Beberapa orang terbiasa menilai jilbab atau kerudung sebagai simbol kesalehan perempuan muslimah. Tentu saja hanya sekadar simbol, karena semestinya parameter kesalehan tidaklah ditentukan dari sehelai-dua helai kain di atas kepala.
Allah SWT berfirman:
یَـٰبَنِیۤ ءَادَمَ قَدۡ أَنزَلۡنَا عَلَیۡكُمۡ لِبَاسࣰا یُوَ رِی سَوۡءَ تِكُمۡ وَرِیشࣰاۖ وَلِبَاسُ ٱلتَّقۡوَىٰ ذَ لِكَ خَیۡرࣱۚ ذَ لِكَ مِنۡ ءَایَـٰتِ ٱللَّهِ لَعَلَّهُمۡ یَذَّكَّرُونَ
“Wahai anak cucu Adam! Sesungguhnya Kami telah menyediakan pakaian untuk menutupi auratmu dan untuk perhiasan bagimu. Tetapi pakaian takwa, itulah yang lebih baik. Demikianlah sebagian tanda-tanda kekuasaan Allah agar mereka mengingat.” (QS Al-A’raf:26)
Pada suatu hari, Nabi Muhammad SAW bersabda, “Tidak akan masuk surga seseorang yang di dalam hatinya terdapat kesombongan sebesar debu.” Ada seseorang yang bertanya, “Bagaimana dengan seorang yang suka memakai baju dan sandal yang bagus?” Beliau menjawab, “Sesungguhnya Allah itu indah dan menyukai keindahan. Sombong adalah menolak kebenaran dan meremehkan orang lain.” (HR. Muslim).
Bagi yang berhijab atau laki-laki yang meyakini bahwa perempuan berhijab itu pasti lebih saleh dari yang tidak, mungkin patut bermuhasabah, apakah jilbab yang kita pakai ini bukan menjadi refleksi takwa atau malah menjadi refleksi kesombongan, karena kita meremehkan orang lain yang tidak memakainya?
Setiap kita merasa lebih berhak atas surga daripada perempuan yang tidak menutup aurat, ingatlah Nabi pernah berkisah bahwa ada perempuan tuna susila yang masuk surga karena memberi minum seekor anjing yang kehausan. Sungguh, bisa jadi kita yang repot-repot menutup aurat sedetail mungkin tidak lebih berhak atas surga dari seorang pelacur, karena kita merasa lebih baik dari pelacur tersebut.

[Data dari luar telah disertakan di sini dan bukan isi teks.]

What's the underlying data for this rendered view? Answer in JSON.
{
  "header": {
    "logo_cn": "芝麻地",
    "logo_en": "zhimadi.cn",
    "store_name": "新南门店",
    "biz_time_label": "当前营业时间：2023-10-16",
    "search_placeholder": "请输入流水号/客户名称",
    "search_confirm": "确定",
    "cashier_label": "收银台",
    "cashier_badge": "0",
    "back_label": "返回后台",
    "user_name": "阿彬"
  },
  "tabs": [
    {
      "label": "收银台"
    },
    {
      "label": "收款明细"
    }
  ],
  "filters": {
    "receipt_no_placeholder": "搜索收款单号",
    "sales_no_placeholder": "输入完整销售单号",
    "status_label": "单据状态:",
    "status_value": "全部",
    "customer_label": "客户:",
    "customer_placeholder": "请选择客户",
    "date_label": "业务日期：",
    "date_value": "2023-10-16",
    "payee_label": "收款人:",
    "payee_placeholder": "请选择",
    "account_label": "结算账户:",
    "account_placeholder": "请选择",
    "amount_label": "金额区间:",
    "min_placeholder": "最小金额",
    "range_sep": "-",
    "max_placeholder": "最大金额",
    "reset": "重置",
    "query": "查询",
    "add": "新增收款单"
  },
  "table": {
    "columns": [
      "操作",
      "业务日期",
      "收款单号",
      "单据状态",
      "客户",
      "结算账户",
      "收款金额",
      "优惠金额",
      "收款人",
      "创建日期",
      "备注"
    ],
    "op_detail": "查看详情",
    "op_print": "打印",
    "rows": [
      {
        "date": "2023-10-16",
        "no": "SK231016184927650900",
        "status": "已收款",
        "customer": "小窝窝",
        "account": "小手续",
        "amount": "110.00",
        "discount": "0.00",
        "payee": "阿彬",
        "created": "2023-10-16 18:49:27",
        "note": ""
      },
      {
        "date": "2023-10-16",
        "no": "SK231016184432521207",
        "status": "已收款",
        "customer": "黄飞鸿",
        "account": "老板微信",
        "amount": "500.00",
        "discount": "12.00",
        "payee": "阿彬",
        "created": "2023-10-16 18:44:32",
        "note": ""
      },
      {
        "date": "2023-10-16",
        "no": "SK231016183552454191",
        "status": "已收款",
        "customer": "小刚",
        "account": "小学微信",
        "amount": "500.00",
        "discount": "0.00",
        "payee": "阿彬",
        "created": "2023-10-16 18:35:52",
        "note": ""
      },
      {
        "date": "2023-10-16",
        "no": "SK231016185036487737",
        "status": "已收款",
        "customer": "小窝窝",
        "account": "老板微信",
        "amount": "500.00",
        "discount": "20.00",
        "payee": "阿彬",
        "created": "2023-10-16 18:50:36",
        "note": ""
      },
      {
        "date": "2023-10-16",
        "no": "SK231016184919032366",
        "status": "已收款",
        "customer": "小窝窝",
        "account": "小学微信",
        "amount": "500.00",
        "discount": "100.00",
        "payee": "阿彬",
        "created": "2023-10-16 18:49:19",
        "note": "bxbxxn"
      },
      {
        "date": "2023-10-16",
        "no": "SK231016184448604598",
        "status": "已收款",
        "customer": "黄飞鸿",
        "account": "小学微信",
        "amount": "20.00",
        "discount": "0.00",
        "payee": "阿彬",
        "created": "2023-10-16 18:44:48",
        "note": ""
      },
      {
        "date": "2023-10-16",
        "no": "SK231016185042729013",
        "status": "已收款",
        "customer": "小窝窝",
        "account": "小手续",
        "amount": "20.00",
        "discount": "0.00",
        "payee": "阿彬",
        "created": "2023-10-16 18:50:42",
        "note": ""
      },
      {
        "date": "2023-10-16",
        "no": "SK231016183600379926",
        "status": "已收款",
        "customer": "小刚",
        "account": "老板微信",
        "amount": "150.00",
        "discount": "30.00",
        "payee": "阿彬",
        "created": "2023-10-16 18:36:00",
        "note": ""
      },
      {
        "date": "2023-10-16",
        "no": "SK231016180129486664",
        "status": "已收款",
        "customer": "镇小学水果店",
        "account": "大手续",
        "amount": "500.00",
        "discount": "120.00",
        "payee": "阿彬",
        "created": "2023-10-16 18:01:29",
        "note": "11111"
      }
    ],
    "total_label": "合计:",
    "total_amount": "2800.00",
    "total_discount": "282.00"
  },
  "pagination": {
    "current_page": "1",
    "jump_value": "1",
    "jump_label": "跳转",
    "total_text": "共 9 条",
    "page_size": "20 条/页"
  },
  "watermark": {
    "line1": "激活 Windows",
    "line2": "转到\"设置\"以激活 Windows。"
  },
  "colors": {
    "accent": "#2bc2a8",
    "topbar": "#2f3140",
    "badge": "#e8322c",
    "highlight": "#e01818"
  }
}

Euforia berhijab di masyarakat kita saat ini menjadi terasa mulai berlebihan dan keluar dari substansinya. Memang, di satu sisi perempuan yang mulai berhijab akan mendatangkan banyak pujian dan dukungan. Tapi ketika perempuan tersebut memutuskan untuk membuka jilbab akan mendatangkan banyak hujatan dan menjadikan banyak orang merasa pantas untuk menghina orang lain.
Dengan menjadi “sok suci” dan menghina orang yang membuka jilbab sudah mencerminkan bahwa kita tidak lebih suci dari orang tersebut. Hal ini terbukti dengan mudahnya kita menyakiti sesama karena alasan yang bukan sama sekali urusan kita.
Terlebih lagi, jika secara esensial kita berhijab atas dasar perintah agama dan kita hidup di negara yang mempraktekkan ajaran agama, maka harusnya kita juga bebas untuk menjalankan atau tidak menjalankannya. Belum lagi ada sebagian ulama yang menganggap bahwa berjilbab bukanlah kewajiban mutlak, tentu kita juga harus menghargainya.
Fenomena ramainya reaksi negatif dari seleb yang memutuskan membuka jilbab menjadi refleksi bahwa kebebasan mempraktikkan ajaran agama di Indonesia masih sebatas ilusi. Perempuan tidak sebebas itu untuk membuka jilbabnya, karena konsekwensinya bisa mendapat hukuman sosial yang berat. Lalu bisakah kita menghormati seseorang perempuan berjilbab setara dengan ketika ia tidak berjilbab?
Apapun keputusan kita dalam berpakaian, kita harus intropeksi diri. Apakah ada kesombongan di hati kita karena pakaian yang kita pakai, ataukah kita ingin terlihat saleh di mata manusia? Apakah kita sudah terbebas dari kesombongan dan berpakaian atas dasar taqwa dan islah sesama manusia?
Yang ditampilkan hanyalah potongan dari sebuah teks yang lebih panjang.